Misshapen Heart

by Lissadiane



Category: Original Work
Genre: F/F, Past Sexual Assault, Sexual Harassment
Language: English
Status: Completed
Published: 2016-10-28
Updated: 2016-10-28
Packaged: 2018-08-27 13:40:17
Rating: Teen And Up Audiences
Warnings: Rape/Non-Con
Chapters: 1
Words: 1,576
Publisher: archiveofourown.org
Story URL: https://archiveofourown.org/works/8403802
Author URL: https://archiveofourown.org/users/Lissadiane/pseuds/Lissadiane
Summary: It’s a rough neighbourhood and a rougher street, all crumbling brick buildings and burnt out street lights. Even in the alternating lights, I can see the girl’s heart, pounding like a frightened rabbit, mismatched and badly pieced together, like it’s been broken a time or two but never properly set. The fractures scabbed over and healed up but the scar tissue’s unclean. There are more recent wounds too – a contusion. Blunt force trauma. It’s still bleeding.





	

**Author's Note:**

> Listen. I couldn't sleep last night and this strange story started writing itself in my head and I couldn't sleep until I wrote it down, so I did. It's a strange story, and it can be read many ways, but the way it read itself to me as I wrote it is a story about a dark and shadowy place in a city where broken girls go after they have been the victims of sexual assault. The ways they cope manifest themselves in strange and dark ways. 
> 
> There are no instances of sexual assault written out in this story, and it's implied that it happened but not discussed graphically, and you may not read it that way at all, I don't know. I don't want to hurt anybody who may be triggered by that. There are instances of sexual harassment in this story.

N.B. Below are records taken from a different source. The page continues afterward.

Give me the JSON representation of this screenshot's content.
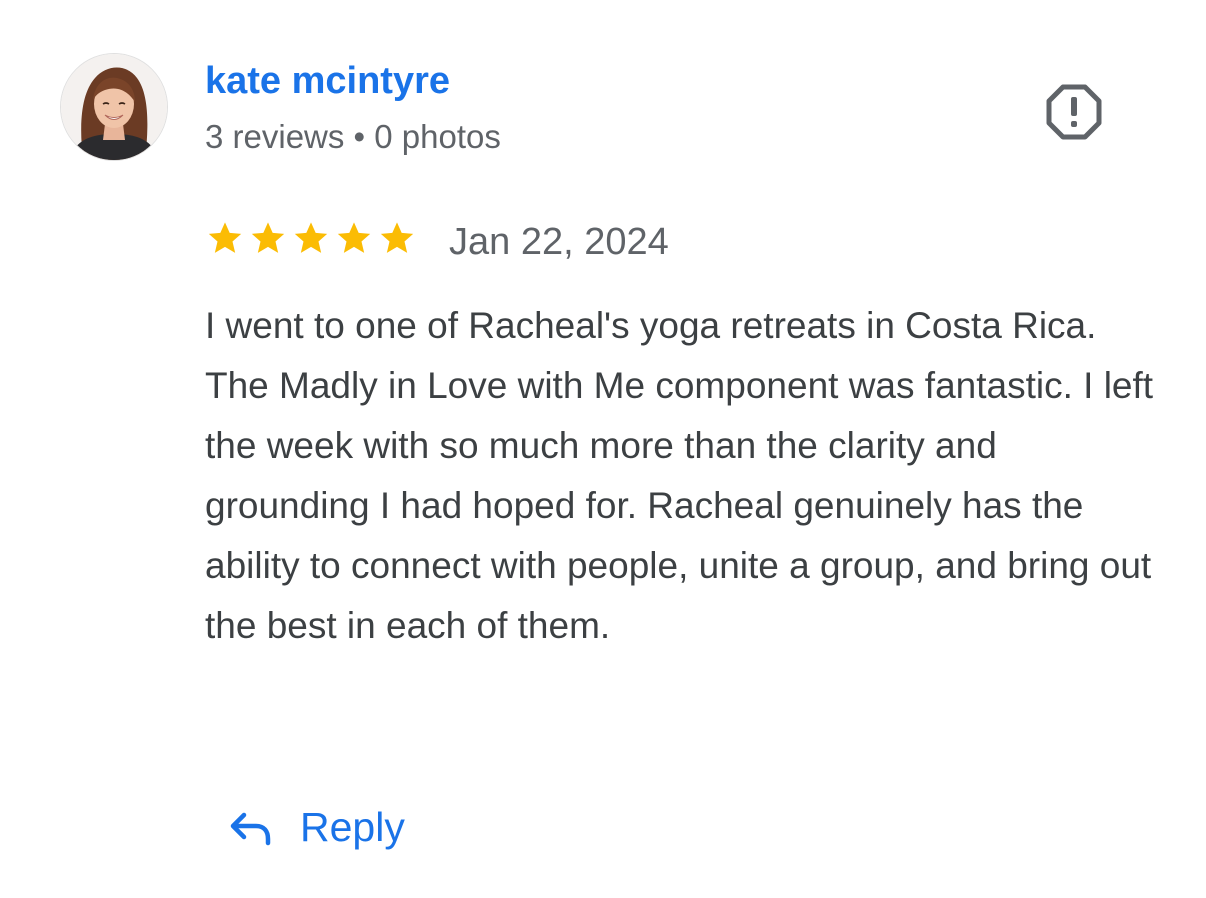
{
  "reviewer": {
    "name": "kate mcintyre",
    "meta": "3 reviews • 0 photos",
    "avatar_icon": "profile-photo"
  },
  "review": {
    "rating": 5,
    "rating_max": 5,
    "date": "Jan 22, 2024",
    "text": "I went to one of Racheal's yoga retreats in Costa Rica. The Madly in Love with Me component was fantastic. I left the week with so much more than the clarity and grounding I had hoped for. Racheal genuinely has the ability to connect with people, unite a group, and bring out the best in each of them."
  },
  "actions": {
    "reply_label": "Reply",
    "reply_icon": "reply-arrow-icon",
    "report_icon": "report-octagon-icon"
  },
  "colors": {
    "link_blue": "#1a73e8",
    "star_yellow": "#fbbc04",
    "meta_gray": "#5f6368",
    "text_dark": "#3c4043"
  }
}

The girl stepping through the pools of street lights is wearing, I swear to god, actual Mary Jane shoes, the shining kind that I haven’t seen since I was a kid dressed up for a community hall Christmas party. She’s got neatly folded socks, a plaid skirt down to her knees, a white shirt buttoned all the way up to her throat, and cat-rimmed glasses that keep sliding down her nose. 

She’s pretty much the walking definition of a school girl fantasy. She’s cute, it makes something burn in the back of my throat that feels a little like disgust. I feel like I recognize her, or like I should know her, but I don’t remember much before I came here.

It’s a rough neighbourhood and a rougher street, all crumbling brick buildings and burnt out street lights. Even in the alternating lights, I can see the girl’s heart, pounding like a frightened rabbit, mismatched and badly pieced together, like it’s been broken a time or two but never properly set. The fractures scabbed over and healed up but the scar tissue’s unclean. There are more recent wounds too – a contusion. Blunt force trauma. It’s still bleeding.

It’s… fascinating. I’ve seen a heart like that a time or two. My own used to be misshapen like that, when I was younger.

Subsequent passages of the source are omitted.